Fox's relationship with Seddon soon deteriorated to the point where he attempted to resign in March 1894. This was refused by Seddon, who was angered when a list of grievances listed in Fox's resignation letter was subsequently leaked to the press. Seddon, already under pressure from W. R. Russell, a political opponent, was further put on the defensive when the Governor of New Zealand, Lord Glasgow, began to query the state of the country's defences. Seddon strongly suspected Fox, who was courting and would later marry Russell's daughter Cara, of agitating with both men. After some negotiation, Fox accepted a position as advisor to the government on defence matters with the title of Inspector of Volunteers and Military Advisor. Later that year Fox retired from the British Army but remained in his advisory role until November 1896. In his new role, he did implement some of the recommendations that he made in his report on the Volunteer Forces and in 1895 he reported to Seddon that he considered the country's defences much improved.

==Later life==
After his advisory role with the government ended, Fox had intended to return to England.
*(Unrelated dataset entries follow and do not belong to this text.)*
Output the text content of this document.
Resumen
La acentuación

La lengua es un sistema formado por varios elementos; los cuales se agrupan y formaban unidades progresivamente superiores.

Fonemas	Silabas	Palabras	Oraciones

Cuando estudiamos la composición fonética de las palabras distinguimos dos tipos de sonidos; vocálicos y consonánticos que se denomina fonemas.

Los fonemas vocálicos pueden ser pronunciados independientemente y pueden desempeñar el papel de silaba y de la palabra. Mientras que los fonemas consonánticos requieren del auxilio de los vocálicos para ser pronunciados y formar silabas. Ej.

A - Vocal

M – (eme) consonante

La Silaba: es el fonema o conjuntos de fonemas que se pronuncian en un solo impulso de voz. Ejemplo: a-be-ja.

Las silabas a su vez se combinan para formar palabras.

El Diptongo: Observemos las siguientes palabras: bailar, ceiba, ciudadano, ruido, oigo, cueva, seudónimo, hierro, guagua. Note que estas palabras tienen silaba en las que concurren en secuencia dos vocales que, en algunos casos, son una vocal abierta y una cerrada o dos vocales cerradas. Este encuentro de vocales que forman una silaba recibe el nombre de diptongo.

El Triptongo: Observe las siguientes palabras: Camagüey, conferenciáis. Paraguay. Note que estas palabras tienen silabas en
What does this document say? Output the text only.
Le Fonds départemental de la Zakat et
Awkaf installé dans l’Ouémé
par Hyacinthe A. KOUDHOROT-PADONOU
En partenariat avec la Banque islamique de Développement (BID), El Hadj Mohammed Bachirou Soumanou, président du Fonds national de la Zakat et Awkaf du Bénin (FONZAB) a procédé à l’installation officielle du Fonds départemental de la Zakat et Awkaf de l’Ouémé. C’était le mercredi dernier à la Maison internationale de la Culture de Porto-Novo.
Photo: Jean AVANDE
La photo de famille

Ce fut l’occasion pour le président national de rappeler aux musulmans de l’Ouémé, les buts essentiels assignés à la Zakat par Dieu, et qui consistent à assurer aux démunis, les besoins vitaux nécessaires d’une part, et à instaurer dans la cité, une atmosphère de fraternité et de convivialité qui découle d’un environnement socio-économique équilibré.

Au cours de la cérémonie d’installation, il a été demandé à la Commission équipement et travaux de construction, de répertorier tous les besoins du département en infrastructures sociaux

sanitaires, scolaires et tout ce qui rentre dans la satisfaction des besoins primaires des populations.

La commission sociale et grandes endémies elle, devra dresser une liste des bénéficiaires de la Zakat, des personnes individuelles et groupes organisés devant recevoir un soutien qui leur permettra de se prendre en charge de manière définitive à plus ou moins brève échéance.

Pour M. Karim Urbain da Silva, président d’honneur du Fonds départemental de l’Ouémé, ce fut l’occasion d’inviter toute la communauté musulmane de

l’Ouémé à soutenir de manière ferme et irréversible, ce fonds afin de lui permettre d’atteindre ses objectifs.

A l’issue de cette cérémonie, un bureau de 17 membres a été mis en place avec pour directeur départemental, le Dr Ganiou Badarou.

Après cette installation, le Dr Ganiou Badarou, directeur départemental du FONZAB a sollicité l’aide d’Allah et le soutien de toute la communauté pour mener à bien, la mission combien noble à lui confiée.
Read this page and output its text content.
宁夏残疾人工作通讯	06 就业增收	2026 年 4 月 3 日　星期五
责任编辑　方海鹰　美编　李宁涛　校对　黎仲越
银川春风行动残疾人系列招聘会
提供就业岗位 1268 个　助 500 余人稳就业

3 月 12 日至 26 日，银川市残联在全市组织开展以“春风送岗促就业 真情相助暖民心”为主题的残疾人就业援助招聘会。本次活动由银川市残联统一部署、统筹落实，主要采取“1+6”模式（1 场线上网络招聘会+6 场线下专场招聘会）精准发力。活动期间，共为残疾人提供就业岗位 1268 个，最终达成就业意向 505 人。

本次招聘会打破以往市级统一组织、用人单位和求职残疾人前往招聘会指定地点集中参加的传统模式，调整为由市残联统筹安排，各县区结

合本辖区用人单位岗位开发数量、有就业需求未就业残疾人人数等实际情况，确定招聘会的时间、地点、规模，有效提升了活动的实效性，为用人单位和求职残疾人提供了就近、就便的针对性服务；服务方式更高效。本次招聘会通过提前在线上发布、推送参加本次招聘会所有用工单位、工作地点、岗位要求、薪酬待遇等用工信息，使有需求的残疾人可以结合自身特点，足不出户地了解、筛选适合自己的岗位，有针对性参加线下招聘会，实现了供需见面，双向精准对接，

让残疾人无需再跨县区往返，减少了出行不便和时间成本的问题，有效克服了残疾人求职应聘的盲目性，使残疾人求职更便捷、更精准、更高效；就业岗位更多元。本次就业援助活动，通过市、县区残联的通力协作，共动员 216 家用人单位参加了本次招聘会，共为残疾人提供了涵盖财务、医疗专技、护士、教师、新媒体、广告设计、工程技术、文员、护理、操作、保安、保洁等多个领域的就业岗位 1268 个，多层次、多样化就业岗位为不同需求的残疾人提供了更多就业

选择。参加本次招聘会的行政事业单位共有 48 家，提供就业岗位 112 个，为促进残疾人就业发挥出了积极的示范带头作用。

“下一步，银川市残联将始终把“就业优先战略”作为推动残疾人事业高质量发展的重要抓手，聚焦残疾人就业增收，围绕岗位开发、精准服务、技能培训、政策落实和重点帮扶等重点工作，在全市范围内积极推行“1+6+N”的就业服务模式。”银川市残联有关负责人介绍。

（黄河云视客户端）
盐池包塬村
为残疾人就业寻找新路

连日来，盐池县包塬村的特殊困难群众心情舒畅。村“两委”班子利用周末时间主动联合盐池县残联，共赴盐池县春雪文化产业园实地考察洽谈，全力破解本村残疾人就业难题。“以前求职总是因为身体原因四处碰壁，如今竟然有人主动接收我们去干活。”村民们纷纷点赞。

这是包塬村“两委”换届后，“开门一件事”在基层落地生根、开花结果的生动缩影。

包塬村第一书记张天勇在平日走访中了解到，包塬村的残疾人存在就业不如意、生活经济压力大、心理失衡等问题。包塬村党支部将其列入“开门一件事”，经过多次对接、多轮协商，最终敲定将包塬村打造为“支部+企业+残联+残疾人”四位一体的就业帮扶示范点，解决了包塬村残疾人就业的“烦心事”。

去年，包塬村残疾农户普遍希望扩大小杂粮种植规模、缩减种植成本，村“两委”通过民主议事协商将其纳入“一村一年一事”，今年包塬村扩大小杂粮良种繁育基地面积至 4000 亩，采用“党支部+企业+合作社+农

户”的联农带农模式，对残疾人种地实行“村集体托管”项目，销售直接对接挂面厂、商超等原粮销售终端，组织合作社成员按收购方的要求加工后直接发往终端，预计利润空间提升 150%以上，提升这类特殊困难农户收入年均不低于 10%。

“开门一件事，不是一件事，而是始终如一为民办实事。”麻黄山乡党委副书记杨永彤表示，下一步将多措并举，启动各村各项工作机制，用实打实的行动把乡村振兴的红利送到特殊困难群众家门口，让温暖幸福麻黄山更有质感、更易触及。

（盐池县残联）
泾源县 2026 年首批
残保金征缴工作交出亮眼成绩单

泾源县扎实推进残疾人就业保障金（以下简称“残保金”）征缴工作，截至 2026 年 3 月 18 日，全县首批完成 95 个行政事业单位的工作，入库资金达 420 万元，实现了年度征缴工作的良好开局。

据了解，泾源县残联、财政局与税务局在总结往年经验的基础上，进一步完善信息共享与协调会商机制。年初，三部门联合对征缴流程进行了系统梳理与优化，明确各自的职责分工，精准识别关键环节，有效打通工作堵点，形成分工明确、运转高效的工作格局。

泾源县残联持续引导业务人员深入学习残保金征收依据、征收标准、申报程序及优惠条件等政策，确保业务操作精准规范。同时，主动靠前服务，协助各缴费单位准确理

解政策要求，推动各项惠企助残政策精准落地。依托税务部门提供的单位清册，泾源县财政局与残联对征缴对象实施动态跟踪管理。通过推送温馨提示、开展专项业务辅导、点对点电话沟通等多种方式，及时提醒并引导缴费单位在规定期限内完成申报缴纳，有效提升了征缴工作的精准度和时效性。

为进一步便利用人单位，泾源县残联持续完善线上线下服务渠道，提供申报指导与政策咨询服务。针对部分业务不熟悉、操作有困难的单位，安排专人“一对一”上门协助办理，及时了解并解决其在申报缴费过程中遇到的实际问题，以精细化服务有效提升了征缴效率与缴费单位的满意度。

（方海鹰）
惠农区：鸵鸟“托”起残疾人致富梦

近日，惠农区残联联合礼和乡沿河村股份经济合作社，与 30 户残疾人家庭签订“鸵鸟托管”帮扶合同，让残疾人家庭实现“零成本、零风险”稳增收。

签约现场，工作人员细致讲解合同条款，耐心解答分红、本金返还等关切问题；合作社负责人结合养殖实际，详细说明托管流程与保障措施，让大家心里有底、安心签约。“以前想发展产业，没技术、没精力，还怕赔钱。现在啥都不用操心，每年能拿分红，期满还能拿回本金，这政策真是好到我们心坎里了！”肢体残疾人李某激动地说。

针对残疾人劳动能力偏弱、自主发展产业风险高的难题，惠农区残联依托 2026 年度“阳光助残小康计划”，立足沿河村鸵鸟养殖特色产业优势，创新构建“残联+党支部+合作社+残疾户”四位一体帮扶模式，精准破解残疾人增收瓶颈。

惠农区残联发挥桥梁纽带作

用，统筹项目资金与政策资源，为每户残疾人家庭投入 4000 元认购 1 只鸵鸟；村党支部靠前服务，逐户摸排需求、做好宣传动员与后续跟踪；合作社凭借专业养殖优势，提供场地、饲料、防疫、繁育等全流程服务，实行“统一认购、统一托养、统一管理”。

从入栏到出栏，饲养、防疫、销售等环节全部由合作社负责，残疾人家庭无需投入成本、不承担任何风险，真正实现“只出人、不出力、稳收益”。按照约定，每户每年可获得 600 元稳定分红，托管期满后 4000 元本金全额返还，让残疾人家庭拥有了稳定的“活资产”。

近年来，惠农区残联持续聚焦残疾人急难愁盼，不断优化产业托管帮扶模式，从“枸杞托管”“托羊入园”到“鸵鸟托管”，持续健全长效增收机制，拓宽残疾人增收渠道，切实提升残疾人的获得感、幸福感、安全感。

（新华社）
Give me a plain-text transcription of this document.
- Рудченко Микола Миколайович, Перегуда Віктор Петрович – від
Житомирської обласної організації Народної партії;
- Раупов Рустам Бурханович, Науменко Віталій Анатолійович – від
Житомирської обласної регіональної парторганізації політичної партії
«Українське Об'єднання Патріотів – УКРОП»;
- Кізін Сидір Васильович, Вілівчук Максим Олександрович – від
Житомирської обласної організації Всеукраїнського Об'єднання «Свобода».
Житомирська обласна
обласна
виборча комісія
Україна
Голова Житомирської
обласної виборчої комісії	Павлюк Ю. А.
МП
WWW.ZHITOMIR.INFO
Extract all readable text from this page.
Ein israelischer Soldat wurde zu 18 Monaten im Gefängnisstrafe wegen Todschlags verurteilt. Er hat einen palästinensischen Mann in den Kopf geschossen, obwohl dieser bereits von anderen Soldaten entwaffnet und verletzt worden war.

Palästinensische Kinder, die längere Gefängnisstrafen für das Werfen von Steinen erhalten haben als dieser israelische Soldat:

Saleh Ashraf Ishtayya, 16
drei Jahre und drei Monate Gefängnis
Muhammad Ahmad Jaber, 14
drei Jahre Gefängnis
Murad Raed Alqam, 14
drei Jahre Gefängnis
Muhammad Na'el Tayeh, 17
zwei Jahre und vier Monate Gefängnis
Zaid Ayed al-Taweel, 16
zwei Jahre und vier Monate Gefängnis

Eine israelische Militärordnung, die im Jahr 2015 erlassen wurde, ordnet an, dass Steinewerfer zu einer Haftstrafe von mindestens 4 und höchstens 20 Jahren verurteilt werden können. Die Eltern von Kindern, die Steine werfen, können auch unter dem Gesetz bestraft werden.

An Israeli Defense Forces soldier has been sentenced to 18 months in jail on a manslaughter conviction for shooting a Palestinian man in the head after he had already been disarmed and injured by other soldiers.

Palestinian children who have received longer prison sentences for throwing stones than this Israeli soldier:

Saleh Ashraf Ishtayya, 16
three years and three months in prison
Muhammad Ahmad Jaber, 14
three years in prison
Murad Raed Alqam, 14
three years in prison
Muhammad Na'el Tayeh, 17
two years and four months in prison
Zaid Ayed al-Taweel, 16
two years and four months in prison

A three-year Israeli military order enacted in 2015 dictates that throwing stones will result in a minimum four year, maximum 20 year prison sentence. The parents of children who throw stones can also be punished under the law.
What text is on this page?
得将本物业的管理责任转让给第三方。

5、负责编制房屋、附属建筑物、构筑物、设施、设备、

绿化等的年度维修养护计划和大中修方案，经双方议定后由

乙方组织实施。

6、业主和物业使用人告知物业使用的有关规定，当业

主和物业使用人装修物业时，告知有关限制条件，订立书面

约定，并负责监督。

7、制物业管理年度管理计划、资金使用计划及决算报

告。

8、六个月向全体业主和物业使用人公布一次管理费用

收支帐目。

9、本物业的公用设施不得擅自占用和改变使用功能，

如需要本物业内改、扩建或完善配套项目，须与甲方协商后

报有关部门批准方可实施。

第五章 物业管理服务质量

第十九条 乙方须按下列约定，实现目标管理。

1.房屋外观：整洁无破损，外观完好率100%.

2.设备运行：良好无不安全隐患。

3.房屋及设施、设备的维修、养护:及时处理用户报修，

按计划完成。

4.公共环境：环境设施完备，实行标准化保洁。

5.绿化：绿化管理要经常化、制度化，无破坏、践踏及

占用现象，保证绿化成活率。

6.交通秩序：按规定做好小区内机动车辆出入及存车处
However, he changed his mind and decided to settle in the Canterbury Region. In late 1896, he took over a farm that he had purchased in partnership with his brother and the following year purchased another farm nearby. On these two properties he ran a herd of over 6,000 sheep. As well as his farming, he retained his rank of a colonel in the New Zealand Permanent Militia. When the Second Boer War broke out in 1899, he attempted to join the New Zealand Contingents being raised for service in South Africa but was thwarted by Seddon's refusal to grant him a suitable commission. Unhappy with his treatment, he eventually resigned from the militia.

Fox's health began to decline in 1900 and he was diagnosed with consumption. In 1901, he went to a sanatorium in New South Wales in an attempt to restore his health. Still unwell, he returned to New Zealand in September that year and settled in Napier. On 27 February 1902, he died of a haemorrhage. Buried in Napier Cemetery, he was survived by his wife and their three children.